AFT's Weingarten: "The crucial question we face now is whether we have the political will to move away from the failed policies and embrace what works in high-performing countries so that we can reclaim the promise of public education."
WASHINGTON—Statement by American Federation of Teachers President Randi Weingarten on the Program for International Student Assessment (PISA) 2012 results:
"Today's PISA results drive home what has become abundantly clear: While the intentions may have been good, a decade of top-down, test-based schooling created by No Child Left Behind and Race to the Top—focused on hyper-testing students, sanctioning teachers and closing schools—has failed to improve the quality of American public education. Sadly, our nation has ignored the lessons from the high-performing nations. These countries deeply respect public education, work to ensure that teachers are well-prepared and well-supported, and provide students not just with standards but with tools to meet them—such as ensuring a robust curriculum, addressing equity issues so children with the most needs get the most resources, and increasing parental involvement. None of the top-tier countries, nor any of those that have made great leaps in student performance, like Poland and Germany, has a fixation on testing like the United States does.

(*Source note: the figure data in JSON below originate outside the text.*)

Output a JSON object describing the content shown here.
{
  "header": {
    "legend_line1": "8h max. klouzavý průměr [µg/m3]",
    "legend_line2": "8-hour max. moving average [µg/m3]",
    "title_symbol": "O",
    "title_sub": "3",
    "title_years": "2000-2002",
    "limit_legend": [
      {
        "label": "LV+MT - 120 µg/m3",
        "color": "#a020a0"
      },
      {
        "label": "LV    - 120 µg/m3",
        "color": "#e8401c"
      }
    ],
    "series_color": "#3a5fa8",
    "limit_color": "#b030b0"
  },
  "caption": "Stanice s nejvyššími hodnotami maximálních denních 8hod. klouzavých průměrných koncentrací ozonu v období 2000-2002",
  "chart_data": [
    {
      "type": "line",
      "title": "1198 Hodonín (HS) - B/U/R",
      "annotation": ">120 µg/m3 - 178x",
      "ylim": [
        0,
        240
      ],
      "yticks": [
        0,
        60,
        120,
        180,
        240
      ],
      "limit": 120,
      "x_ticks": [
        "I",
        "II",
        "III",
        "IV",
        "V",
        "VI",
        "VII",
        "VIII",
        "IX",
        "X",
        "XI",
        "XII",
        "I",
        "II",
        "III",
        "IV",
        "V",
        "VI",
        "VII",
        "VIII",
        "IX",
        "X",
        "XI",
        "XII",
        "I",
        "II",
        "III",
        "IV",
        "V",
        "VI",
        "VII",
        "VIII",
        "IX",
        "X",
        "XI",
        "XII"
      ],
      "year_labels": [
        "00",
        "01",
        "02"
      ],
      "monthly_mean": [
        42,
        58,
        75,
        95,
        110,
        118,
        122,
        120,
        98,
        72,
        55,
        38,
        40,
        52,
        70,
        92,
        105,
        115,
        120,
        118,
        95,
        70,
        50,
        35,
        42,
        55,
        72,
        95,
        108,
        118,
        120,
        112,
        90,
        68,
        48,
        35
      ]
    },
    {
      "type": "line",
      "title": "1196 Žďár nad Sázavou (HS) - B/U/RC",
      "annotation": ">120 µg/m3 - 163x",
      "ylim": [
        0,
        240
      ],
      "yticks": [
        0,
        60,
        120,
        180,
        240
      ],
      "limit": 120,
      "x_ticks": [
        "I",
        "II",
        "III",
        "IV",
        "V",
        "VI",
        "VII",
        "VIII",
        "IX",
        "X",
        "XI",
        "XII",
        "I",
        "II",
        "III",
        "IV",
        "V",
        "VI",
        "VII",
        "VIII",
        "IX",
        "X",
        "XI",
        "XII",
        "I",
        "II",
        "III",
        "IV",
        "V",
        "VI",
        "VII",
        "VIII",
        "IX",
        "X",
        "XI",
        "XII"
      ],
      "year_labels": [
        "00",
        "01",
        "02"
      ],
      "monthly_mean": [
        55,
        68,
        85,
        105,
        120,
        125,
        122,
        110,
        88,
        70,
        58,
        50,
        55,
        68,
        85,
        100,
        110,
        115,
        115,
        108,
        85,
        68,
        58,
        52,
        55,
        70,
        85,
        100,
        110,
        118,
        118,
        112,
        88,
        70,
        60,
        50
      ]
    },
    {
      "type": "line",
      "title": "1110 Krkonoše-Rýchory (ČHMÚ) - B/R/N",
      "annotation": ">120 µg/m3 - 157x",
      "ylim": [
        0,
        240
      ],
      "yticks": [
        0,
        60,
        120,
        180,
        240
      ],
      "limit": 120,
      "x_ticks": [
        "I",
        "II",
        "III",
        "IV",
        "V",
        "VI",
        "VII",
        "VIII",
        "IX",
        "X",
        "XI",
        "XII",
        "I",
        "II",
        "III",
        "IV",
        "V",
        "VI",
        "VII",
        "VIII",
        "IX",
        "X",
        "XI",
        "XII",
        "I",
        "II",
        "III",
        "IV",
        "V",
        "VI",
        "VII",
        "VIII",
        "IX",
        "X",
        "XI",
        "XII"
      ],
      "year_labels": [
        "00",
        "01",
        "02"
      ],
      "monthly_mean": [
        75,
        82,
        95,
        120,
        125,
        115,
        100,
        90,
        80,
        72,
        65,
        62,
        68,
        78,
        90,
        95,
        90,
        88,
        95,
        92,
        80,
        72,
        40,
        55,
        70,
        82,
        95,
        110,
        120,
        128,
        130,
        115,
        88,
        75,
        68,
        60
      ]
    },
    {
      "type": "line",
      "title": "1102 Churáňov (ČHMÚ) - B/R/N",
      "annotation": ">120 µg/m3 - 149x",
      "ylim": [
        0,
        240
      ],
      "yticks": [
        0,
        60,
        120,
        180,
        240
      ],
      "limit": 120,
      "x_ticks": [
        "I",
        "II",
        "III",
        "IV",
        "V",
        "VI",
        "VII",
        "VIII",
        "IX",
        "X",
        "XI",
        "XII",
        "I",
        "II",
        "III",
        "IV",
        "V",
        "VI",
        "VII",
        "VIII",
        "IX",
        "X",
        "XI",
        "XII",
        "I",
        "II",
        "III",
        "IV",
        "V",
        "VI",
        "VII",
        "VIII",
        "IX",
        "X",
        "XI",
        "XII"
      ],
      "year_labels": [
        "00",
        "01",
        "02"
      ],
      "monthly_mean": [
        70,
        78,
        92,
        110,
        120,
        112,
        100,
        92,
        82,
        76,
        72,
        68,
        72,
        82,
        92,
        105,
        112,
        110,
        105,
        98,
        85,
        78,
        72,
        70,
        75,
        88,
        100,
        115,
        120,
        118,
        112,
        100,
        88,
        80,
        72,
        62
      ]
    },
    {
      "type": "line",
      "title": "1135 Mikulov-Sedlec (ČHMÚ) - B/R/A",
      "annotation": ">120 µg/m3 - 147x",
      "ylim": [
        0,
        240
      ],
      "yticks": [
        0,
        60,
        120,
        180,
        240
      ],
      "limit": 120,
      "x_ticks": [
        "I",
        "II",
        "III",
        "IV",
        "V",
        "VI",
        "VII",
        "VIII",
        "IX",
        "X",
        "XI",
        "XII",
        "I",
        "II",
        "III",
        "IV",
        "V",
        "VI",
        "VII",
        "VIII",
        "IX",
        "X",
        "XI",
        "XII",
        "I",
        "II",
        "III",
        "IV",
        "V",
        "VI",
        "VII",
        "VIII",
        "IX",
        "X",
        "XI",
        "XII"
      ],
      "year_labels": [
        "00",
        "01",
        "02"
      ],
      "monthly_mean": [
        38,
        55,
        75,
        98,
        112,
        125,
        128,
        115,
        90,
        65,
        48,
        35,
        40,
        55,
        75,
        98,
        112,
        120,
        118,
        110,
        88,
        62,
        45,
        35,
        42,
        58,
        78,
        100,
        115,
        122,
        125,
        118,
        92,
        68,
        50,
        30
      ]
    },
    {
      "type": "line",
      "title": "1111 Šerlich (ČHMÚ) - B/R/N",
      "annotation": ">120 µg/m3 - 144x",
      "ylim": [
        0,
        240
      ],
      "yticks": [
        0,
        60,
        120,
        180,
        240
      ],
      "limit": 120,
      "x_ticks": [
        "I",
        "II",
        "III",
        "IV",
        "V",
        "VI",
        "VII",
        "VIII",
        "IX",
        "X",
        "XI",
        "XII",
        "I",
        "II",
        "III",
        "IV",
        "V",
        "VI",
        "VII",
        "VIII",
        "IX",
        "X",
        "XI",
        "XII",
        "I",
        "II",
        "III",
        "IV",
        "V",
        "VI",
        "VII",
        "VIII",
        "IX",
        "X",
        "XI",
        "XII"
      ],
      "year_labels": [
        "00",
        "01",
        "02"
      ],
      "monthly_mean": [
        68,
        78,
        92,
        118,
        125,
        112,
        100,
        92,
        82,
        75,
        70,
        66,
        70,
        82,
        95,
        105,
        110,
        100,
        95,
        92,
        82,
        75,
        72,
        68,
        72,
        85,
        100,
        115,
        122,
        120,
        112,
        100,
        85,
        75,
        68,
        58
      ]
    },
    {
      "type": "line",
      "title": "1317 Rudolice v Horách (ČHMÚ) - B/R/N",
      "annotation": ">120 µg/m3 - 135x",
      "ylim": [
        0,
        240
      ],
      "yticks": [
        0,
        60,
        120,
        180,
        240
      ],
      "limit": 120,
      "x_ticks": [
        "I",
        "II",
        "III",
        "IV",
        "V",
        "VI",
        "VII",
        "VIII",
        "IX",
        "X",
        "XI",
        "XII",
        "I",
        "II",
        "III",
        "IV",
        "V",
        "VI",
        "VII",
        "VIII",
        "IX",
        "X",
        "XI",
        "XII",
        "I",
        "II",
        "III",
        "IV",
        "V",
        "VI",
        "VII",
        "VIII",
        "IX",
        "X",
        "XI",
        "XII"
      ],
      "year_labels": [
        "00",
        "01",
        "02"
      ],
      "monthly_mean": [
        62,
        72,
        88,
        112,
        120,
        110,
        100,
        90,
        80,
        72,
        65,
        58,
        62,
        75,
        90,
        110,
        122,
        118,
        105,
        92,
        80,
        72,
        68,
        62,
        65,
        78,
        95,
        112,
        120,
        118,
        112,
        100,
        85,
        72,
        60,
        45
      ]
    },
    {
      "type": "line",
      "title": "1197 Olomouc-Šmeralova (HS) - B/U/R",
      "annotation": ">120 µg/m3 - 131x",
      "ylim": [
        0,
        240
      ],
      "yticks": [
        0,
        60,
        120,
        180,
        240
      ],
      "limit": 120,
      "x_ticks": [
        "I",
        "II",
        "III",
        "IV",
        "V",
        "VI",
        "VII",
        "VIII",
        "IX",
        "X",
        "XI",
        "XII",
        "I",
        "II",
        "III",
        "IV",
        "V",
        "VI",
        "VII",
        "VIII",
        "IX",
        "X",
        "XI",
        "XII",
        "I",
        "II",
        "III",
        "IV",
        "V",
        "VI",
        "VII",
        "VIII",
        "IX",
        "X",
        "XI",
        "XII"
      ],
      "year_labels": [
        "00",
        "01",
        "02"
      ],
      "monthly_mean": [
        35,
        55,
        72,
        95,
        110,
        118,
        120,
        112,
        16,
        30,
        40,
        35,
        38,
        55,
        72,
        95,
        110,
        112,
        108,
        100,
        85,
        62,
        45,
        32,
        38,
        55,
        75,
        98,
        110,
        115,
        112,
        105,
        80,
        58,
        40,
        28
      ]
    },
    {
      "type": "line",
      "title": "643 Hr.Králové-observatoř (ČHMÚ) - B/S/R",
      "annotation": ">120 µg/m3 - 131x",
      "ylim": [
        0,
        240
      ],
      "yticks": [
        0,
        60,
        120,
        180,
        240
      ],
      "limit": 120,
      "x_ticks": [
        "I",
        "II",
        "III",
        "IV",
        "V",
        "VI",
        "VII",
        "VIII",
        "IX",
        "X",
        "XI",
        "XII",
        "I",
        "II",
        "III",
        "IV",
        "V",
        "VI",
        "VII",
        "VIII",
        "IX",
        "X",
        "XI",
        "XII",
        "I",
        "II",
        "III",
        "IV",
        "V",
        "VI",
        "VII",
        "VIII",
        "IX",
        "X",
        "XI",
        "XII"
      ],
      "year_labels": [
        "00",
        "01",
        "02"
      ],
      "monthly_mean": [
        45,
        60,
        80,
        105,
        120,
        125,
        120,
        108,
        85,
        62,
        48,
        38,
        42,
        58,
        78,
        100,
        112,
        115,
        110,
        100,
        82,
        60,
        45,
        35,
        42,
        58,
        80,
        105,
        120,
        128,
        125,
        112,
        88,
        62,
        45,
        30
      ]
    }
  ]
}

"The crucial question we face now is whether we have the political will to move away from the failed policies and embrace what works in high-performing countries so that we can reclaim the promise of public education."
After the 2009 PISA report, Weingarten visited the top-performing nations of Japan, China, Singapore, Finland, Canada and Brazil to talk with teachers, principals, students and government officials about what makes their systems work for students, teachers and parents. Many of the Organization for Economic Cooperation and Development's recommendations informed the AFT's Quality Education Agenda and its Reclaiming the Promise of Public Education principles.